Many leaders highlighted the need for funders—green and otherwise—to push harder to remake their own ranks—and diversify their grantees. People of color represent just a third of employees across both environmental grantmakers and nonprofits, according to Green 2.0, versus roughly 40% in the population. And statistics are scarcely even available on other measures, such as disability or LGBTQ identity. 

“Many foundations—including us—have more distance to travel to diversify their staff across the multiple and intersecting identities that individuals hold,” said Charmaine Mercer, a former Hewlett Foundation program officer who, last month, became the organization’s first-ever chief of equity and culture, a position that reports to the president.

In addition to some major funding pledges, Hewlett Foundation—one of the world’s largest climate funders—is taking a variety of internal steps to integrate equity into its culture, according to Mercer. It is building diversity, equity and inclusion questions into developing its grant strategy. It is analyzing demographic data of its grantees to catch potential implicit bias. Its leadership team has all done one-on-one racial justice coaching. And it has publicly documented many of those conversations and processes through videos, statistical analysis and a Q&A.

Funding data is hard to come by, but anecdotal evidence suggests a major surge in funding for grassroots green groups and movements over the past few years. Yet that funding is building on a very small base. Only 1.3% of funding by the top 12 national environmental grantmakers went to environmental justice organizations between 2016 and 2017, according to a study led by Building Equity & Alignment for Justice. 

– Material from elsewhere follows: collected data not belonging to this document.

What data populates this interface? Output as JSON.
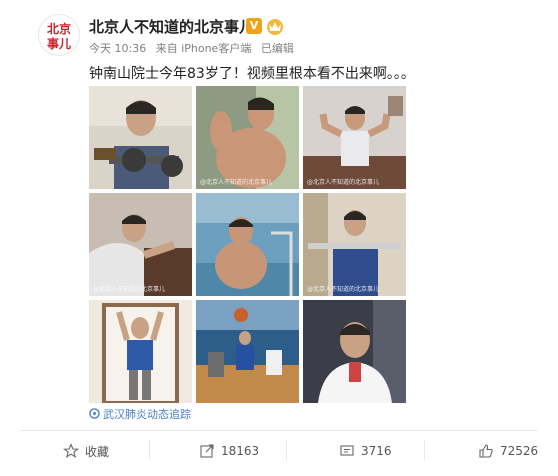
{
  "post": {
    "author": "北京人不知道的北京事儿",
    "avatar_text_top": "北京",
    "avatar_text_bottom": "事儿",
    "verified_badge": "V",
    "timestamp": "今天 10:36",
    "source": "来自 iPhone客户端",
    "edited": "已编辑",
    "text": "钟南山院士今年83岁了！视频里根本看不出来啊。。。",
    "photo_watermark": "@北京人不知道的北京事儿",
    "topic": "武汉肺炎动态追踪"
  },
  "actions": {
    "favorite_label": "收藏",
    "repost_count": "18163",
    "comment_count": "3716",
    "like_count": "72526"
  },
  "colors": {
    "accent_red": "#d0202a",
    "link_blue": "#4a7fc1",
    "verified_orange": "#f0a21a"
  }
}
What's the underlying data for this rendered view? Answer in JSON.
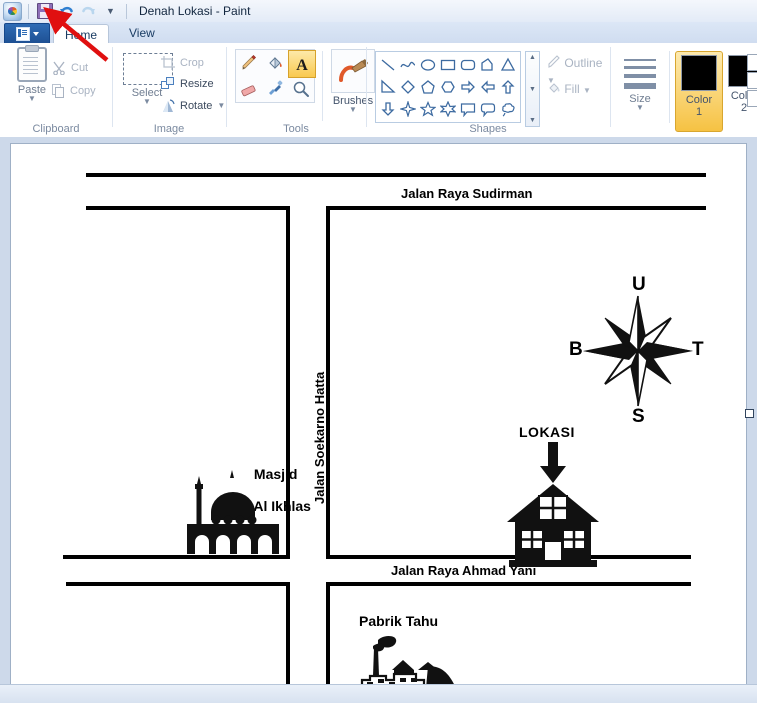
{
  "window": {
    "title": "Denah Lokasi - Paint",
    "quick_access": [
      {
        "name": "paint-app-icon",
        "label": "Paint"
      },
      {
        "name": "save-icon",
        "label": "Save"
      },
      {
        "name": "undo-icon",
        "label": "Undo"
      },
      {
        "name": "redo-icon",
        "label": "Redo"
      },
      {
        "name": "customize-qat-icon",
        "label": "Customize Quick Access Toolbar"
      }
    ]
  },
  "ribbon": {
    "app_menu_label": "",
    "tabs": [
      {
        "label": "Home",
        "active": true
      },
      {
        "label": "View",
        "active": false
      }
    ],
    "groups": {
      "clipboard": {
        "title": "Clipboard",
        "paste": "Paste",
        "cut": "Cut",
        "copy": "Copy"
      },
      "image": {
        "title": "Image",
        "select": "Select",
        "crop": "Crop",
        "resize": "Resize",
        "rotate": "Rotate"
      },
      "tools": {
        "title": "Tools",
        "items": [
          "pencil-tool",
          "fill-tool",
          "text-tool",
          "eraser-tool",
          "color-picker-tool",
          "magnifier-tool"
        ],
        "selected": "text-tool",
        "brushes": "Brushes"
      },
      "shapes": {
        "title": "Shapes",
        "outline": "Outline",
        "fill": "Fill",
        "items": [
          "line",
          "curve",
          "oval",
          "rectangle",
          "rounded-rectangle",
          "polygon",
          "triangle",
          "right-triangle",
          "diamond",
          "pentagon",
          "hexagon",
          "right-arrow",
          "left-arrow",
          "up-arrow",
          "down-arrow",
          "four-point-star",
          "five-point-star",
          "six-point-star",
          "rectangular-callout",
          "rounded-callout",
          "cloud-callout"
        ]
      },
      "colors": {
        "size_label": "Size",
        "color1_label_top": "Color",
        "color1_label_bottom": "1",
        "color2_label_top": "Color",
        "color2_label_bottom": "2",
        "color1_value": "#000000",
        "color2_value": "#000000"
      }
    }
  },
  "canvas": {
    "map": {
      "roads": [
        {
          "name": "jalan-raya-sudirman",
          "label": "Jalan Raya Sudirman"
        },
        {
          "name": "jalan-soekarno-hatta",
          "label": "Jalan Soekarno Hatta"
        },
        {
          "name": "jalan-raya-ahmad-yani",
          "label": "Jalan Raya Ahmad Yani"
        }
      ],
      "landmarks": [
        {
          "name": "masjid-al-ikhlas",
          "label_line1": "Masjid",
          "label_line2": "Al Ikhlas"
        },
        {
          "name": "lokasi-marker",
          "label": "LOKASI"
        },
        {
          "name": "pabrik-tahu",
          "label": "Pabrik Tahu"
        }
      ],
      "compass": {
        "north": "U",
        "east": "T",
        "south": "S",
        "west": "B"
      }
    }
  },
  "annotation": {
    "arrow_color": "#e01010",
    "points_at": "save-icon"
  }
}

Gloria Walton, president and CEO of The Solutions Project, an intermediary climate and energy grantmaker that primarily funds groups led by women and people of color, is glad to see efforts like the Climate Funders Justice Pledge emerge. But Walton says a mindset shift is needed in philanthropy, as true equity would demand an investment of at least double that to correct historic underinvestment. 

“We still operate with these corporate values around risk and return on our investment. We’re in this movement that requires our values to be more transformational,” she told me. “It’s not risky to invest in grassroots organizations; it’s risky not to.”

As she argued in a recent IP opinion piece, philanthropy is missing out not only by underinvesting in movement building by front-line communities, but by overlooking the climate tech solutions those groups are deploying. The changes we’ve seen in the past year are all encouraging signs, Walton said, but how these and other efforts play out will indicate how much power is truly shifting in the sector. 

“With the racial reckoning, people are doing a little bit more,” Walton said. But she, like many leaders, is waiting to see whether the commitments hold, let alone grow. “Philanthropy is kind of known for being capricious.”